= Joseph White (tenor) =

American opera singer

Joseph M. White (October 14, 1891 – February 28, 1959) was an Irish-American tenor.

==Biography==
Joseph M(alachy) White was born in New York City as the grandson of an Irish emigrant born in Dublin in 1820. Joseph White displayed an early talent for singing and made his first recordings in 1915. His main voice teacher from about 1920 was E. Presson Miller, a well-known private teacher who lived and worked in the Carnegie Hall building, New York.

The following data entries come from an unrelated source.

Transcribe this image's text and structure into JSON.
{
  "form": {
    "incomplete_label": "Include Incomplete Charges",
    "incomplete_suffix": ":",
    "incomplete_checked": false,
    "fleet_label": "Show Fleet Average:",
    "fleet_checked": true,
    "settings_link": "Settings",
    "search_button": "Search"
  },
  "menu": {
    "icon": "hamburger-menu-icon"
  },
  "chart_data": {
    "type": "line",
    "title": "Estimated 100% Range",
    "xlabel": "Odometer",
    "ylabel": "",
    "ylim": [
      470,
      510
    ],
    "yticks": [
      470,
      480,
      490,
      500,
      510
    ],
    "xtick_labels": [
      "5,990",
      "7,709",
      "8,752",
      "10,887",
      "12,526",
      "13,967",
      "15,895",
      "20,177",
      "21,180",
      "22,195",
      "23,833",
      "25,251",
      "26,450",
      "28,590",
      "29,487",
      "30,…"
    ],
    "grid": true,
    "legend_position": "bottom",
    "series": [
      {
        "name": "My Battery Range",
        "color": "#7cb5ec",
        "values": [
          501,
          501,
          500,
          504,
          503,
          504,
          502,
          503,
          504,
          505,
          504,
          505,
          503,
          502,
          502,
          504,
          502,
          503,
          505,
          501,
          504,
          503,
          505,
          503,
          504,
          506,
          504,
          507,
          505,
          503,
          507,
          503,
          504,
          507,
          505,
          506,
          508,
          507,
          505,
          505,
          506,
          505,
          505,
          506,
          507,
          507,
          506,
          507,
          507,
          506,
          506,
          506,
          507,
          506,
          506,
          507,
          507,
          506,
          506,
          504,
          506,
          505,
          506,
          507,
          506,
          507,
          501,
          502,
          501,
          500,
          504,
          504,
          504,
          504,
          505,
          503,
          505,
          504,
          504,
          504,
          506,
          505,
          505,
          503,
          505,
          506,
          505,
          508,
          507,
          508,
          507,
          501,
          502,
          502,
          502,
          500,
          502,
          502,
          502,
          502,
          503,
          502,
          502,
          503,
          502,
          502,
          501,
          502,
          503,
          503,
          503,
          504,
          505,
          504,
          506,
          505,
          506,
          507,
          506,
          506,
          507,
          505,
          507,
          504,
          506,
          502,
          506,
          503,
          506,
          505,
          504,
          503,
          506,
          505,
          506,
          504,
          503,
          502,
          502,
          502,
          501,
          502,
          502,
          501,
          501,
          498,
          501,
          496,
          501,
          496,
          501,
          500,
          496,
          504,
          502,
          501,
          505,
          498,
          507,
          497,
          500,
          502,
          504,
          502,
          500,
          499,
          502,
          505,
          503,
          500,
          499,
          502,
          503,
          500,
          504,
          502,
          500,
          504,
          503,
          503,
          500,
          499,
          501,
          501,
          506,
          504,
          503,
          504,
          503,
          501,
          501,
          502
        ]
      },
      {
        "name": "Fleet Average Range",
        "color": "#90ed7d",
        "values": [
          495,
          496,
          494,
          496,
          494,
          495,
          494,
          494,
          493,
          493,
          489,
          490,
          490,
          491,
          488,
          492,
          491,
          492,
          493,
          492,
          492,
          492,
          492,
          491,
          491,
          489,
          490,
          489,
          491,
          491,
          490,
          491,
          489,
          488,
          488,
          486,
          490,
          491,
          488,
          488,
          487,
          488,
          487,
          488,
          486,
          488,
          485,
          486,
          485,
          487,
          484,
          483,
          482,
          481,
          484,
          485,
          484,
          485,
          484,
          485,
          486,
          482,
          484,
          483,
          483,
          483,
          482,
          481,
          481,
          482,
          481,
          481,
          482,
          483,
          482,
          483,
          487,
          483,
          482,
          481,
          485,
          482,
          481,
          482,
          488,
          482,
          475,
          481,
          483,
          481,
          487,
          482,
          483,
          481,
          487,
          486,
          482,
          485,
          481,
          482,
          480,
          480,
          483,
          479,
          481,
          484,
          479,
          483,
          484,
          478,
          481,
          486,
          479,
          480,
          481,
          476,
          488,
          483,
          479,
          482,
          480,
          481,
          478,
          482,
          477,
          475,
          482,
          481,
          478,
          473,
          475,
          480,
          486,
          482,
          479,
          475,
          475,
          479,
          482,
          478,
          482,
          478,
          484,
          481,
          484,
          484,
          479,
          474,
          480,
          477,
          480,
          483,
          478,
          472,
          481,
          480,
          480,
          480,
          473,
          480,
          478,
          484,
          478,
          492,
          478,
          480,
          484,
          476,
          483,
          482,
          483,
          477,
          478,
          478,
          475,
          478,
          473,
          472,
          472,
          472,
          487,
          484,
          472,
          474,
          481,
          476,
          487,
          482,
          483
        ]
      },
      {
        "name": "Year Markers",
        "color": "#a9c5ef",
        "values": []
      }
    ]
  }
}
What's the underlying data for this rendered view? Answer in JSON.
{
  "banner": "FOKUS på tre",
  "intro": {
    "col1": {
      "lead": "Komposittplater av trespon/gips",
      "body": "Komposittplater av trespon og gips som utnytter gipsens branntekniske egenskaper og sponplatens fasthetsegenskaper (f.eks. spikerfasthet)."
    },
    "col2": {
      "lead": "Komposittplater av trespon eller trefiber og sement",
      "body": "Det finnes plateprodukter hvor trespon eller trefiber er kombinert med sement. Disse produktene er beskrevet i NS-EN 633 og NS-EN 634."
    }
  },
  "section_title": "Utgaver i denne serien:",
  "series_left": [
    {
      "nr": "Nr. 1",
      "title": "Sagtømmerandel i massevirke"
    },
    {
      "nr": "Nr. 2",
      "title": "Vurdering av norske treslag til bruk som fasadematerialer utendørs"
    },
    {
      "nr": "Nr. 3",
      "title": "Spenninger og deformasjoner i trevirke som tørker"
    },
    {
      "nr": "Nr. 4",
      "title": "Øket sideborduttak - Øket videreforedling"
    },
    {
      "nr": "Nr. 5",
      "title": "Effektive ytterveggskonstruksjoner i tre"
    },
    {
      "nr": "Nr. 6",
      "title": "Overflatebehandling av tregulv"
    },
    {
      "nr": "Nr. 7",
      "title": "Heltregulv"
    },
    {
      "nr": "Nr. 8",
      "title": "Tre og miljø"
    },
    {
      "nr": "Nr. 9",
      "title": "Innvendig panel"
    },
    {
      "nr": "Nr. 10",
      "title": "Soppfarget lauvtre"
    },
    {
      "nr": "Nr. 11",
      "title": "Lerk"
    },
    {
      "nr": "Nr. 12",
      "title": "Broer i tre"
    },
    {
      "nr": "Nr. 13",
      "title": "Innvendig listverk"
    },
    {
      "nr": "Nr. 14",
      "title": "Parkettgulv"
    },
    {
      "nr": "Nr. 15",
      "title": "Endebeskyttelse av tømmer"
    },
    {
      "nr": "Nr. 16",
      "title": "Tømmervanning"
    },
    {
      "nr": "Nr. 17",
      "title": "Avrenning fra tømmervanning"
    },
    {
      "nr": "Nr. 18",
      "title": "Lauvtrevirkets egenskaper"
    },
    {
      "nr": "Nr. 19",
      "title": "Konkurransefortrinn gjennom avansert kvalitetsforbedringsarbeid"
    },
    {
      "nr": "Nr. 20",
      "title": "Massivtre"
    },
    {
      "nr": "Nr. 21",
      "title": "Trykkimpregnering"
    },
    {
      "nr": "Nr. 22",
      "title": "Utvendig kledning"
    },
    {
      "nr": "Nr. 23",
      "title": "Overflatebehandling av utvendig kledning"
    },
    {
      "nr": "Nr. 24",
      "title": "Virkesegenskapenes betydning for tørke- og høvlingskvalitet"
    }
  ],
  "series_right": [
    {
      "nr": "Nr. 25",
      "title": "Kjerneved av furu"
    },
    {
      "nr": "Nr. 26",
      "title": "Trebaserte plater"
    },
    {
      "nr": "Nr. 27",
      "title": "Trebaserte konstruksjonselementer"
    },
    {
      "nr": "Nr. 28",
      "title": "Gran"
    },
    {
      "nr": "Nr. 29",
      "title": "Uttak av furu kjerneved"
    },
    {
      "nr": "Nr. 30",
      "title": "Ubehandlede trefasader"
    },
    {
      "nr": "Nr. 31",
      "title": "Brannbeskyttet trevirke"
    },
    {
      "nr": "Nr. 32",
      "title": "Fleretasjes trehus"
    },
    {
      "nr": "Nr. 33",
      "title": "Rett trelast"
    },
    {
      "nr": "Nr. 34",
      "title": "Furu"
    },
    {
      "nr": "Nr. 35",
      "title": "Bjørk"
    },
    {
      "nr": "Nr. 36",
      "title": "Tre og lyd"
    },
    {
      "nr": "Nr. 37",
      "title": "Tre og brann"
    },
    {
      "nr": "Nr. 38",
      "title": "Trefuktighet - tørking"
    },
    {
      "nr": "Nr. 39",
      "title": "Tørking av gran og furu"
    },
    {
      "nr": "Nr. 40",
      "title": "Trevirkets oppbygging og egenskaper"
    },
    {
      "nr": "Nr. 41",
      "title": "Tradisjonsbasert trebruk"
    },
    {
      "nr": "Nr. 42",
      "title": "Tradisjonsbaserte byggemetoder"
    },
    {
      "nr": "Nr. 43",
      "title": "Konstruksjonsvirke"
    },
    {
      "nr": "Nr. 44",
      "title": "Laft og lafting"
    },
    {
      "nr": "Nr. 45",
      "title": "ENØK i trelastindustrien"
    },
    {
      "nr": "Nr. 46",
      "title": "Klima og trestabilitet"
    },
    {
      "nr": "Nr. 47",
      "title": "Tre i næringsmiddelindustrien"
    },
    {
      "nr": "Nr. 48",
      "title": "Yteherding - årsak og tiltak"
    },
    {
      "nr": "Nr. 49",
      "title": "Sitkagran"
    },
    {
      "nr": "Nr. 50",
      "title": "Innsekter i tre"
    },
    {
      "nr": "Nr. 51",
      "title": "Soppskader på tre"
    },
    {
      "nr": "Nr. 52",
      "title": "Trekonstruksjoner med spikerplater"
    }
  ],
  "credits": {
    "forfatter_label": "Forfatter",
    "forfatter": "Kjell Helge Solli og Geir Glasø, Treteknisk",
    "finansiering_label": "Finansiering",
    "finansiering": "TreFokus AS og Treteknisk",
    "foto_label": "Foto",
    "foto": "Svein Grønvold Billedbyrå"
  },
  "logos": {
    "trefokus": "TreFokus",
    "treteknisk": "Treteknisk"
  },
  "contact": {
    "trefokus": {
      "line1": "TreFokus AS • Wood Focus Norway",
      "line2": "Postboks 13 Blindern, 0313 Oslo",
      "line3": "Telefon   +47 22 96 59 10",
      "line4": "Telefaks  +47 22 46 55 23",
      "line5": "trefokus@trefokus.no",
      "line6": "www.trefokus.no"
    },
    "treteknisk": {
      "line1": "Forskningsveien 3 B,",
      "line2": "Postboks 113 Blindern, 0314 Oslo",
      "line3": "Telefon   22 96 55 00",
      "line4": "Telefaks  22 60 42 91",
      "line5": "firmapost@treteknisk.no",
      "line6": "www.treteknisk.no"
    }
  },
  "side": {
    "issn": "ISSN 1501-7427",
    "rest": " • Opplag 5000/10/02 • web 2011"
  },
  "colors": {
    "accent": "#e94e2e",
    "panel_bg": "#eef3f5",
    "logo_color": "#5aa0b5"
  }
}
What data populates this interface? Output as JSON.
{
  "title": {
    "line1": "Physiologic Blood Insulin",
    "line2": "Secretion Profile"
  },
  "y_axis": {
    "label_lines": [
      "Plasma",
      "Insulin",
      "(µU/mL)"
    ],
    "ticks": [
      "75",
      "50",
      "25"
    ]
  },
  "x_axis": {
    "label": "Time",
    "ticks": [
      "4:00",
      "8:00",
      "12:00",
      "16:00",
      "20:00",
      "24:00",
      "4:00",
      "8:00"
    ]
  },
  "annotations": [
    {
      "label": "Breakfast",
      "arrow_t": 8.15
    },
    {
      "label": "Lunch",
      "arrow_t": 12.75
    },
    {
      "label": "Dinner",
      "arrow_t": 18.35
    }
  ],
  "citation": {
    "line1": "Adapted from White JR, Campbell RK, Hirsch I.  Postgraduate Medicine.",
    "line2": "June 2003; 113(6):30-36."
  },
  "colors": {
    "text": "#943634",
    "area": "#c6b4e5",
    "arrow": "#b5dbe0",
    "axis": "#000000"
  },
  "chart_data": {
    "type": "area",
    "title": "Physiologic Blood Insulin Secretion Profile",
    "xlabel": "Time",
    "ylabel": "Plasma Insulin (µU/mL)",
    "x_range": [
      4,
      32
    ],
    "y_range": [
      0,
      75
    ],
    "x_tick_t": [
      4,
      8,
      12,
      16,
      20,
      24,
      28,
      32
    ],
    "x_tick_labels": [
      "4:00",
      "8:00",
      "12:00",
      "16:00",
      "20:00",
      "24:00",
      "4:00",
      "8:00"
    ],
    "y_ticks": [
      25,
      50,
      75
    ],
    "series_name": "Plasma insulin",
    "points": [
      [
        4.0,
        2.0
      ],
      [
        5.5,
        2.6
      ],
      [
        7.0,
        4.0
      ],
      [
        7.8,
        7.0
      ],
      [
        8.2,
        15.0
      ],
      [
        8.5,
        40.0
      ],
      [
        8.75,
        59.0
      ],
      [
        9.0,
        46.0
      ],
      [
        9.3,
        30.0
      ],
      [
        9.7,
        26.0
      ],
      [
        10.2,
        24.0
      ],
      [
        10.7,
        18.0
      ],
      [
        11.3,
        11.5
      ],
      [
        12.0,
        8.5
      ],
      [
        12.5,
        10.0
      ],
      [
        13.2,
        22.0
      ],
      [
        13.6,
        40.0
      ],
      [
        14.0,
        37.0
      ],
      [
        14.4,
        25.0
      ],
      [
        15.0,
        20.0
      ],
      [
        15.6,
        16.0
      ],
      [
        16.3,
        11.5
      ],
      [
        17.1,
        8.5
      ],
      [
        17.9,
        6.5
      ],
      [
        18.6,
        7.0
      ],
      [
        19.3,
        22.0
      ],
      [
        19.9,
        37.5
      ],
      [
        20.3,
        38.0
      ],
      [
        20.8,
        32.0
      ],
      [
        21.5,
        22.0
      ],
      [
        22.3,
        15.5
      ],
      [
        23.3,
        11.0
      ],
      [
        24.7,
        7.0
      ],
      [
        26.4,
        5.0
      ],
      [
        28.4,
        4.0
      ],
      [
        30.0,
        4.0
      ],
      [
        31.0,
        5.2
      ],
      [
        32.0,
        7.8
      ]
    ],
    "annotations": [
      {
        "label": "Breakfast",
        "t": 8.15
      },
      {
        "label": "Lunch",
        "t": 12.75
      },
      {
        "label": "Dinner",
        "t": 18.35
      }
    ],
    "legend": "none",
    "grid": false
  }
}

From 1925, White took part in a radio show sponsored by the tire company B.F. Goodrich for its Silvertown cord tires, which featured a 'Goodrich Silvertown Orchestra' and an unnamed tenor wearing a silver mask across his eyes. Intended for advertising, the show drew a large number of listeners who were asked to guess his identity, which was not revealed until 1930. He then performed as "Joseph M. White, Radio's 'Silver-Masked Tenor'", making numerous recordings. His repertory largely consisted of well-known Irish songs from traditional sources and light contemporary ballads, and this regard resembled much of the recorded repertoire of John McCormack. In 1943, as White was preparing for a comeback on radio, he slipped on a wet floor and broke his left leg, which was then amputated.

White's son Robert "Bobby" White became a well-known tenor as well, often performing a similar repertoire as his father. Robert White was taught by his father to sing McCormack's repertoire. He died on February 28, 1959, age 67.